P O S T M O D E R N

Introducing Wordlist 0.1.0

bruteforce, build, crawl, generate, password, ruby, rubygem, sophsec, spider, spidr, website, wordlist

Update: Evoltech correctly pointed out that the Wordlist::Builders::Website example was incorrect. The Website.build method must take a path argument and then any additional options.

For a while now people have asked/told me that I should write a Wordlist library for Ruby. People have also brought up the need to build wordlists from existing corpora; such as the text from a website. After seeing varying attempts at this task, I finally got serious and released Wordlist 0.1.0.

Currently, the design of the Wordlist Ruby library is quite simple. Wordlist::Builder is the base class for all wordlist builders. It handles parsing text, filtering out duplicate words, and writing the unique words to a file. The Builder class stores the CRC32 hash of each word in a Hash, mapping the word length to the Set of CRC32 hashes. Using a bucket system for the CRC32 hashes, keeps both word lookup time and memory usage to a minimum.

Wordlist::Builder.build('list.txt') do |builder|
  builder.parse(some_text)
  builder.parse_file('some/file.txt')
end

Wordlist also provides Wordlist::Builders::Website, which uses Spidr to completely spider a host, and build a wordlist from the inner-text recovered from every visited page.

require 'wordlist/builders/website'

Wordlist::Builders::Website.build('list.txt',:host => 'www.example.com')

Wordlist doesn't just build wordlists, it can also enumerate them. Wordlist defines Wordlist::List as the base class for all wordlist readers. Per convenience, Wordlist also defines Wordlist::FlatFile which handles the enumeration of flat-file wordlists.

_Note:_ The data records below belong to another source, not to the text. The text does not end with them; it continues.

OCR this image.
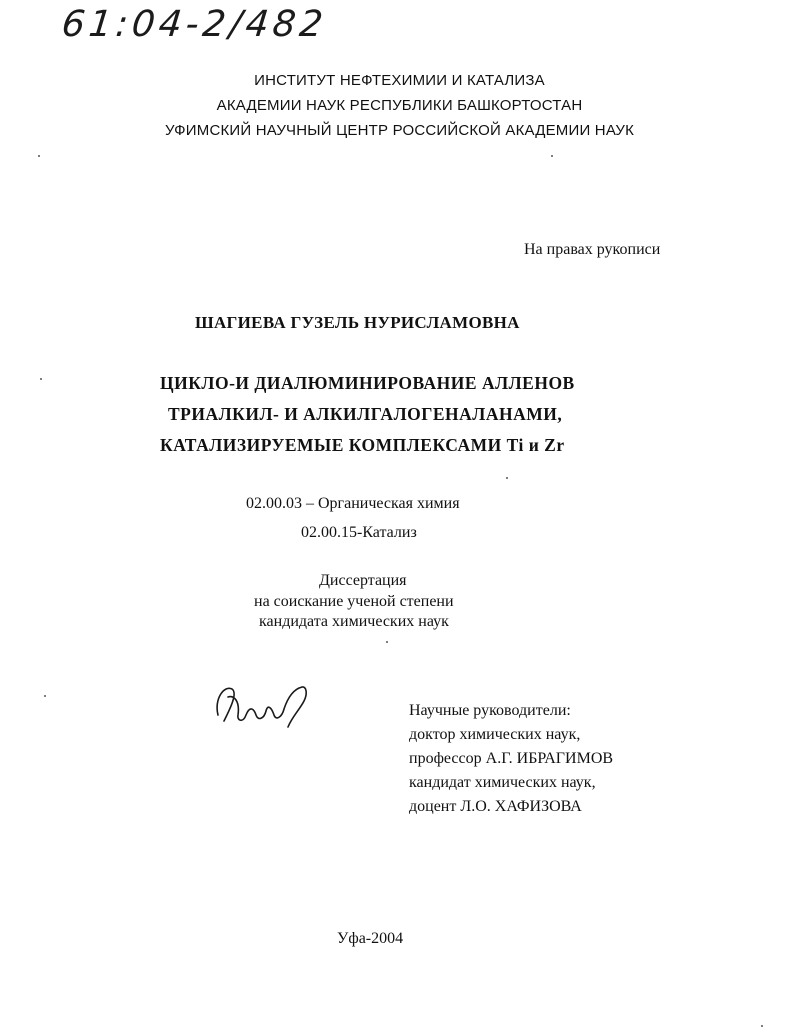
61:04-2/482
ИНСТИТУТ НЕФТЕХИМИИ И КАТАЛИЗА
АКАДЕМИИ НАУК РЕСПУБЛИКИ БАШКОРТОСТАН
УФИМСКИЙ НАУЧНЫЙ ЦЕНТР РОССИЙСКОЙ АКАДЕМИИ НАУК
На правах рукописи
ШАГИЕВА ГУЗЕЛЬ НУРИСЛАМОВНА
ЦИКЛО-И ДИАЛЮМИНИРОВАНИЕ АЛЛЕНОВ
ТРИАЛКИЛ- И АЛКИЛГАЛОГЕНАЛАНАМИ,
КАТАЛИЗИРУЕМЫЕ КОМПЛЕКСАМИ Ti и Zr
02.00.03 – Органическая химия
02.00.15-Катализ
Диссертация
на соискание ученой степени
кандидата химических наук
Научные руководители:
доктор химических наук,
профессор А.Г. ИБРАГИМОВ
кандидат химических наук,
доцент Л.О. ХАФИЗОВА
Уфа-2004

list = Wordlist::FlatFile.new('list.txt')
list.each_word do |word|
  puts word
end

The Wordlist::List also provides methods for defining text-mutation rules, which are applied in series to each enumerated word.

list.mutate 'o', '0'
list.mutate '@', 0x41
list.mutate(/[hax]/i) { |match| match.swapcase }

list.each_mutation do |word|
  puts word
end

A mutation rule takes a String or Regexp (which is used to match a sub-string within a word) and another String, Integer or block which is used as a replacement for the matched sub-string. A mutation rule will perform every possible combination of sub-string replacement, passing each mutated word to the next mutation rule, and so on.

One can install Wordlist using rubygems, by simply running the following command:

$ sudo gem install wordlist

The git repository for Wordlist is located on GitHub.

As of 0.1.0, Wordlist is fairly simple but it gets the job done. The library was fun to design and test, as it involved borrowing some techniques typically used in blind-fuzzing. Expect more features and updates to Wordlist as time goes on.